In the past, most coffee sales in the region belonged to large, established companies who relied on their flagship brands to boast stable growth. Many new brands are entering the market and major producers such as Café Santo Domingo in the Dominican Republic are expanding their portfolio with gourmet offerings and expanded flavour palates, even opening branded coffee shops. In Costa Rica, brands like Café Volio are releasing new SKUs after many years of promoting its staple brand to appeal to a younger consume base.
This idea also pulls from the megatrend “Shopping Reinvented.” As the middle class continues to emerge across the central LATAM region, more consumers will be living on-the-go with a status association with café prepared beverages, which leads us to expect forecasted growth for 3.6% CAGR of coffee foodservice sales across the region.
Flavoured water begins to eat up carbonates’ share
Across the region, there is an explosion of negative press centred around the detriments of drinking sugary beverages. Carbonates are particularly targeted in in these news campaigns. In Guatemala, there have been talks from the government to take away sales of carbonates in primary and secondary schools across the country.
The Mexican government implemented and supported the IEPS sugar tax since 2014 with carbonates top of mind. As a result, across the region we have seen cola carbonates growth slow down over the last three years.
Additionally, cooler summers and more conservative purchasing behaviour of consumers in the region have had an impact on the sales of the soft drinks industry more generally. However, we also see a growth in flavoured water sales in the region of 5.5% in 2018 compared to a global performance of 4.3%.
In markets such as the Dominican Republic, consumers are interested in brightly coloured flavoured water products that find their unique selling point through exotic flavours such as coconut, pineapple, passionfruit, etc.
Some consumers in these countries are shying away from carbonates as their source of hydration because of the negative association with sugar. Instead, consumers are beginning to pick up products perceived as healthier and in this case that means flavoured water brands.
Pictured: Salvavidas saborizada (Guatemala), Fruit (Costa Rica), Premium offering from S.Pellegrino (Dominican Republic)

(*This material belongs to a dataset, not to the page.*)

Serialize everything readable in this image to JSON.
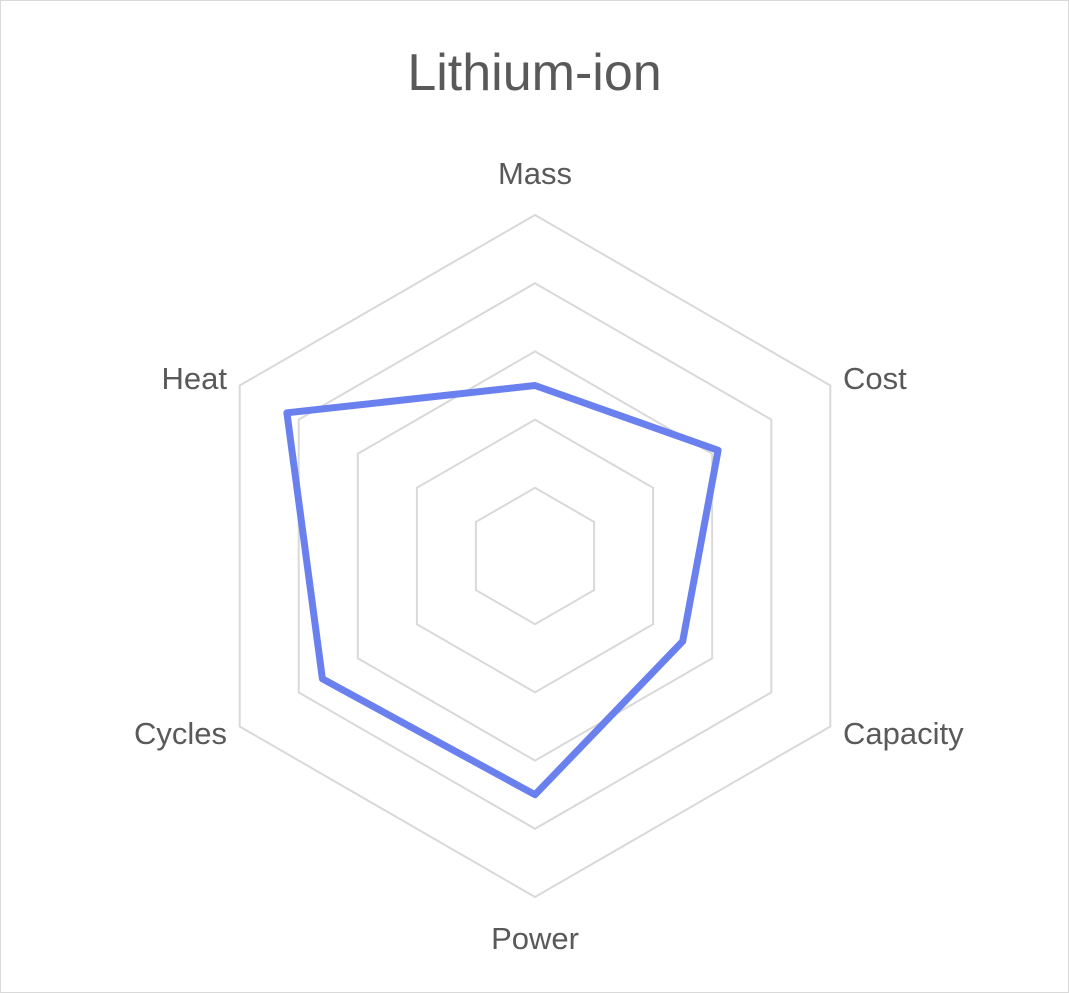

Central Latin America is in an interesting time period. The soft drink industry is expected to grow by 3.6% CAGR over the next five years and the hot drinks industry is expected to grow by 1.1% CAGR. With the current Mexican administration causing some fluctuation in consumer sentiment and the threats of trade tariffs looming from their North American neighbour, the industry will have many dynamics painting its development over the next five years.
One very important factor that will continue to shape market forces in the region is the growing middle class and on-the-go behaviour as well as the slowdown of population growth which will test the staple brands that have relied on stable growth models and customer loyalty for many years.